Saldırıya uğrayan restoranın bir çalışanı iki kız tarafından verilen bir pizza siparişi hakkında konuştu. Konuşmalarına kulak misafiri olduğunu söyledi. Kızlardan biri diğerine “Bu pahalı, çok pahalı” demiş. “Sorun değil” diye cevap vermiş. “Hayalimizi gerçekleştirelim ve ölmeden önce pizza yiyelim. Kimse bilmez.” Gülüştüler ve siparişlerini verdiler. Siparişleri geldikten kısa bir süre sonra restoran bombalanmış ve kızlardan biri ölmüş. İşçi diğerinin akıbetini bilmiyor. Ancak pizzalarından tek bir dilimin bile yenmiş olduğunu fark ettiğini söylüyor. Tek umudumuz öldürülen kişinin pizzanın tadına bakmış olması.
İşte bütün bunlar el-İbâde'dir.
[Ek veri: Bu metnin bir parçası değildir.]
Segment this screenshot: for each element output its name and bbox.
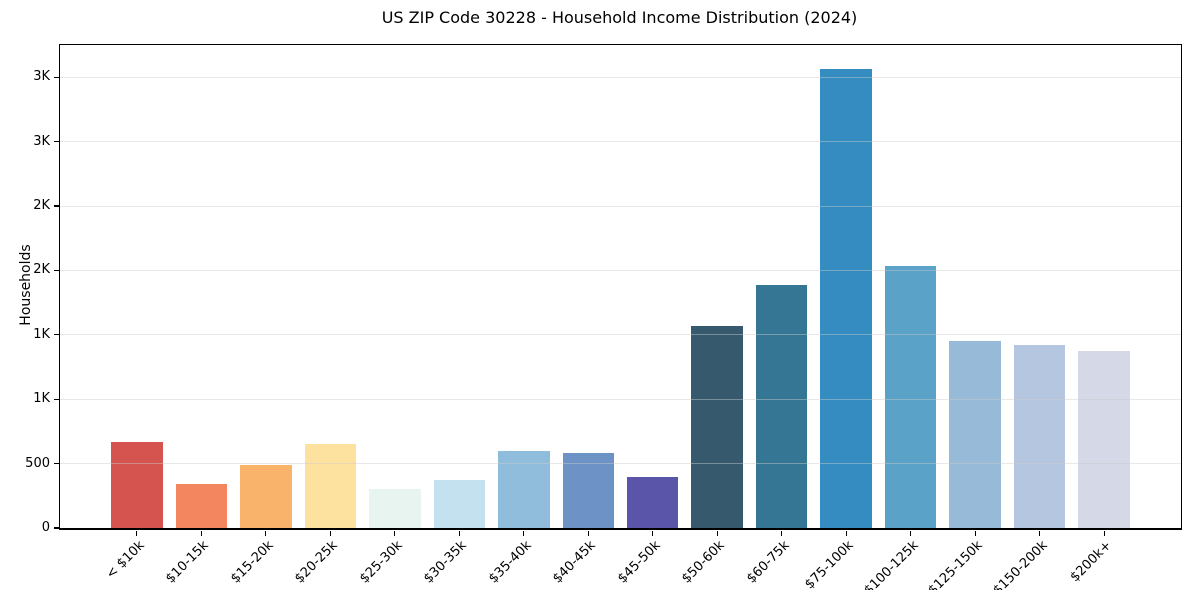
bar [691, 326, 743, 528]
bar [562, 453, 615, 528]
x-tick-mark [329, 530, 331, 536]
y-axis-title: Households [18, 244, 34, 326]
x-tick-mark [200, 530, 202, 536]
x-tick-mark [136, 530, 138, 536]
bar [1078, 350, 1130, 528]
x-tick-label: < $10k [103, 538, 148, 583]
y-tick-mark [53, 398, 59, 400]
bar [820, 68, 872, 528]
x-tick-mark [587, 530, 589, 536]
x-tick-mark [265, 530, 267, 536]
y-tick-label: 1K [33, 326, 50, 342]
bar [498, 451, 550, 528]
bar [433, 480, 486, 528]
bar [1013, 345, 1066, 528]
y-tick-mark [53, 527, 59, 529]
bar [369, 489, 421, 528]
bar [111, 442, 163, 528]
y-tick-mark [53, 140, 59, 143]
y-tick-mark [53, 269, 59, 272]
bar [626, 476, 679, 528]
x-tick-mark [1103, 530, 1105, 536]
x-tick-mark [652, 530, 654, 536]
gridline [60, 269, 1181, 271]
x-tick-mark [845, 530, 847, 536]
y-tick-mark [53, 205, 59, 207]
y-tick-label: 3K [33, 69, 50, 85]
x-tick-mark [974, 530, 976, 536]
y-tick-label: 1K [33, 391, 50, 407]
y-tick-label: 500 [25, 455, 50, 471]
y-tick-label: 2K [33, 198, 50, 213]
x-tick-mark [458, 530, 460, 536]
bar [884, 265, 937, 528]
x-tick-mark [1039, 530, 1041, 536]
chart-title: US ZIP Code 30228 - Household Income Dis… [381, 8, 858, 27]
y-tick-mark [53, 462, 59, 465]
x-tick-mark [394, 530, 396, 536]
y-tick-label: 0 [41, 520, 50, 535]
bar [949, 341, 1001, 528]
x-tick-mark [523, 530, 525, 536]
gridline [60, 463, 1181, 465]
bar [240, 464, 292, 528]
x-tick-mark [781, 530, 783, 536]
gridline [60, 76, 1181, 78]
bar [304, 443, 357, 528]
gridline [60, 334, 1181, 336]
y-tick-label: 3K [33, 133, 50, 149]
gridline [60, 398, 1181, 400]
x-tick-mark [716, 530, 718, 536]
plot-area: 0 500 1K 1K 2K 2K 3K 3K < $10k $10-15k $15-20k $20-… [25, 44, 1182, 590]
bar [175, 483, 228, 528]
gridline [60, 205, 1181, 207]
y-tick-mark [53, 76, 59, 78]
gridline [60, 141, 1181, 143]
bar [755, 285, 808, 528]
y-tick-mark [53, 334, 59, 336]
x-tick-mark [910, 530, 912, 536]
y-tick-label: 2K [33, 262, 50, 278]
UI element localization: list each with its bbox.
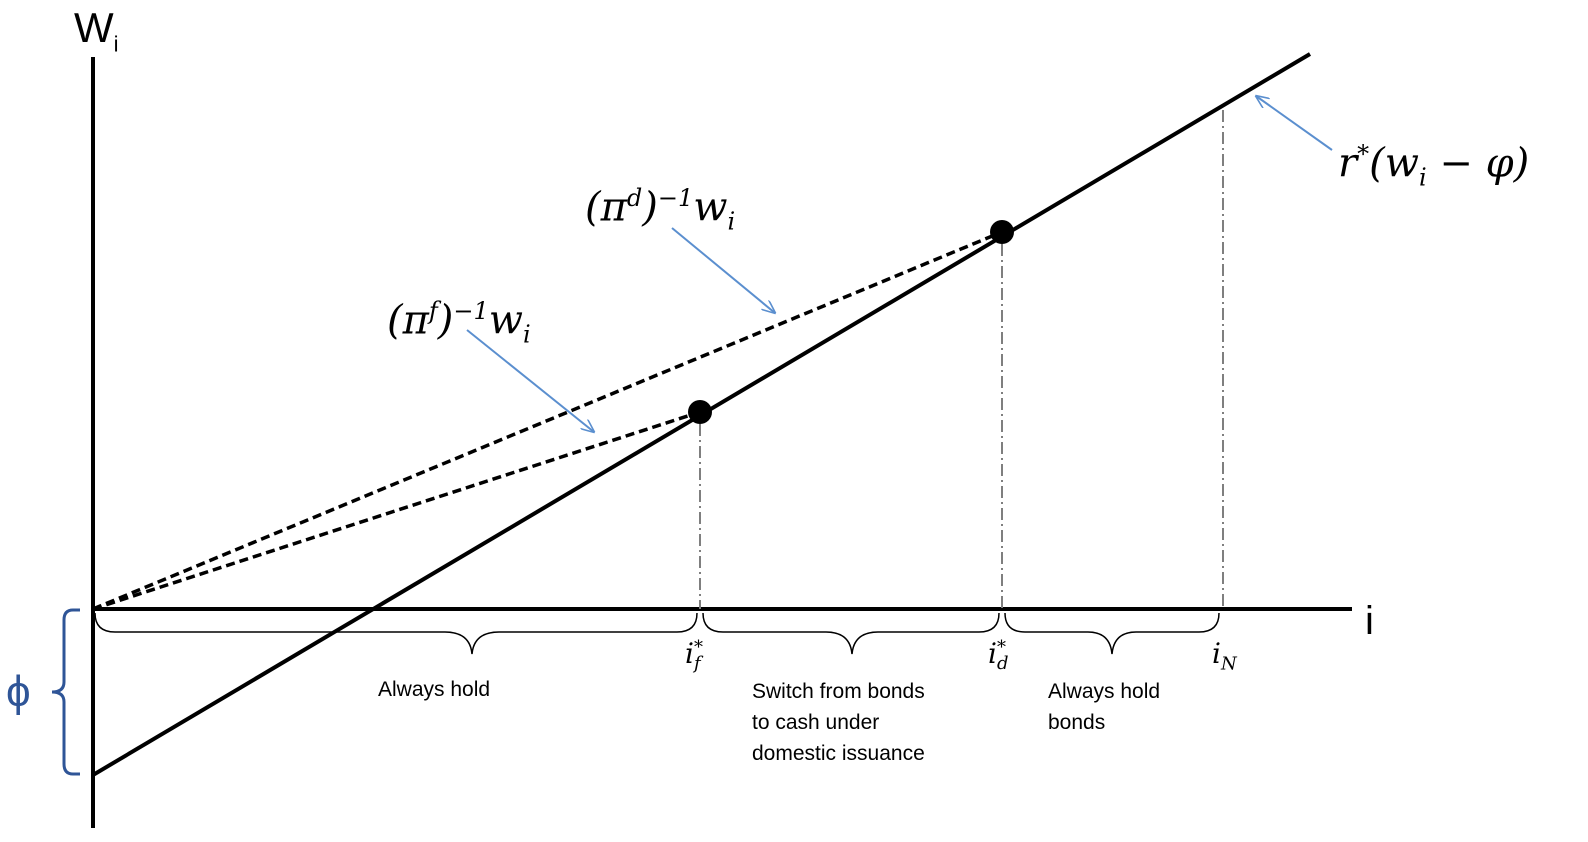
region-right-label: Always hold bonds <box>1048 680 1161 734</box>
arrow-solid <box>1256 96 1333 151</box>
x-axis-label-text: i <box>1365 599 1374 643</box>
label-foreign-line: (πf)−1wi <box>387 285 531 360</box>
domestic-exp: −1 <box>657 184 694 212</box>
foreign-mid: ) <box>437 297 454 344</box>
threshold-f-sub: f <box>693 652 701 674</box>
label-domestic-line: (πd)−1wi <box>585 172 735 247</box>
threshold-d-base: i <box>988 637 997 670</box>
phi-brace <box>51 608 80 776</box>
domestic-open: (π <box>585 184 627 231</box>
threshold-n-label: iN <box>1212 636 1237 683</box>
y-axis-label: Wi <box>74 6 119 66</box>
intercept-label-text: ϕ <box>6 667 31 716</box>
threshold-n-base: i <box>1212 637 1221 670</box>
foreign-open: (π <box>387 297 429 344</box>
label-solid-line: r*(wi − φ) <box>1338 128 1529 203</box>
intercept-label: ϕ <box>6 668 31 716</box>
foreign-sub: i <box>523 320 531 349</box>
domestic-sub: i <box>727 207 736 236</box>
y-axis-label-sub: i <box>113 31 119 57</box>
solid-base: r <box>1338 140 1358 187</box>
threshold-d-sup: * <box>996 636 1006 658</box>
solid-sup: * <box>1357 140 1370 168</box>
point-foreign-threshold <box>688 400 712 424</box>
threshold-f-base: i <box>685 637 694 670</box>
threshold-d-sub: d <box>996 652 1009 674</box>
solid-body: (w <box>1369 140 1419 187</box>
arrow-domestic <box>671 227 775 313</box>
domestic-mid: ) <box>642 184 658 231</box>
threshold-n-sub: N <box>1220 653 1237 675</box>
dashed-line-foreign <box>92 410 701 611</box>
threshold-d-label: i * d <box>988 636 1009 672</box>
dashed-line-domestic <box>92 230 1003 611</box>
brace-right <box>1004 612 1220 655</box>
threshold-f-sup: * <box>693 636 703 658</box>
region-middle-label: Switch from bonds to cash under domestic… <box>752 680 925 765</box>
brace-left <box>94 612 698 655</box>
domestic-body: w <box>693 184 728 231</box>
domestic-sup: d <box>626 184 643 212</box>
threshold-f-label: i * f <box>685 636 703 672</box>
brace-middle <box>702 612 1000 655</box>
point-domestic-threshold <box>990 220 1014 244</box>
x-axis-label: i <box>1365 600 1374 642</box>
foreign-body: w <box>488 297 524 344</box>
region-left-label: Always hold <box>378 678 491 701</box>
y-axis-label-main: W <box>74 4 114 51</box>
solid-tail: − φ) <box>1426 140 1530 187</box>
arrow-foreign <box>466 329 594 432</box>
foreign-exp: −1 <box>453 297 489 325</box>
foreign-sup: f <box>428 297 438 325</box>
solid-sub: i <box>1418 163 1427 192</box>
Bu bir yıkımdır.
Küresel eylemsizlik karşısında hepimiz güçsüz durumdayız.
Protestolarımız, gözyaşlarımız, çığlıklarımız kulak arkası edildi.
Ama yine de sözlerimizle baş başa kalırız. Ve konuşmanın gücü vardır. İrlanda dilinin 1800'lerin başında İngiliz ordusu tarafından yok edilişini belgeleyen Translations adlı İrlandalı oyunda, oyun yazarı Brian Friel bir şeyi adlandırarak ona nasıl güç verdiğimizi, onu nasıl “gerçek kıldığımızı” anlatır. O halde, son bir çaresizlik eylemi olarak, bu yılki Nekbe anması, bu şeyi adlandırdığımız ve gerçek kıldığımız zaman olsun: el-İbâde, Yıkım.
* Dr. Ghada Ageel, üçüncü kuşak Filistinli bir mültecidir ve şu anda Kanada'da Antlaşma 6 bölgesi olan Amiskwaciwâskahikan'da (Edmonton) bulunan Alberta Üniversitesi Siyaset Bilimi Bölümü'nde misafir profesör olarak görev yapmaktadır.